Why Do LLMs Struggle in Strategic Play? Broken Links Between Observations, Beliefs, and Actions
Jan Sobotka, Mustafa O. Karabag, Ufuk Topcu
Why It Matters
What makes this one worth your time
Understanding and addressing these gaps is crucial for safely deploying LLMs in strategic applications like negotiation and policymaking.
The paper identifies critical gaps in LLMs' strategic decision-making processes.
Summary
The paper investigates the challenges large language models (LLMs) face in strategic decision-making under incomplete information, identifying two key gaps: the observation-belief gap and the belief-action gap. It uses experiments with models like Llama 3.1, Qwen3, and gpt-oss to demonstrate these gaps and suggests that these vulnerabilities need addressing before deploying LLMs in strategic domains.
Key contributions
- Identification of the observation-belief gap in LLMs.

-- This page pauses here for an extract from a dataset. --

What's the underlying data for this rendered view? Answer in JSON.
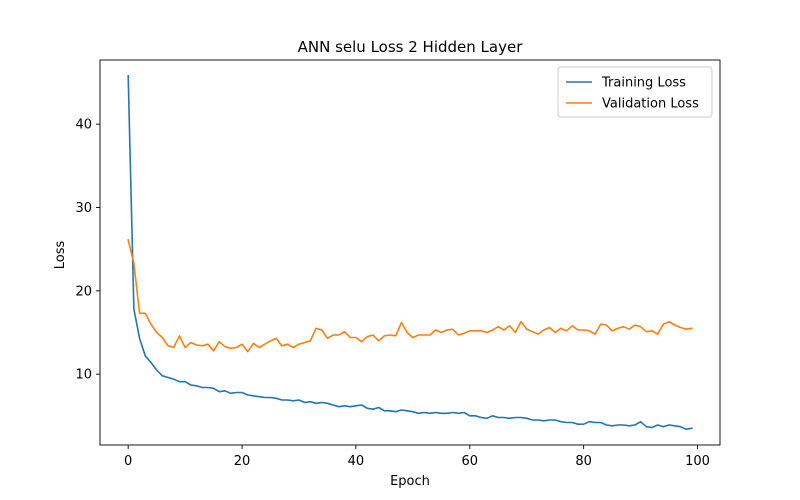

- Identification of the belief-action gap in LLMs.
- Experimental analysis using open-weight models to support findings.
Notable insights
- LLMs have internal beliefs that are more accurate than their verbal reports but degrade with complex reasoning.
- The conversion of internal beliefs to actions is less effective than using beliefs externalized in prompts.
Possible limitations
- Not stated in the abstract
Abstract
arXiv:2605.00226v1 Announce Type: cross Abstract: Large language models (LLMs) are increasingly tasked with strategic decision-making under incomplete information, such as in negotiation and policymaking. While LLMs can excel at many such tasks, they also fail in ways that are poorly understood. We shed light on these failures by uncovering two fundamental gaps in the internal mechanisms underlying the decision-making of LLMs in incomplete-information games, supported by experiments with open-weight models Llama 3.1, Qwen3, and gpt-oss. First, an observation-belief gap: LLMs encode internal beliefs about latent game states that are substantially more accurate than their own verbal reports, yet these beliefs are brittle. In particular, the belief accuracy degrades with multi-hop reasoning, exhibits primacy and recency biases, and drifts away from Bayesian coherence over extended interactions. Second, a belief-action gap: The implicit conversion of internal beliefs into actions is weaker than that of the beliefs externalized in the prompt, yet neither belief-conditioning consistently achieves higher game payoffs. These results show how analyzing LLMs' internal processes can expose systematic vulnerabilities that warrant caution before deploying LLMs in strategic domains without robust guardrails.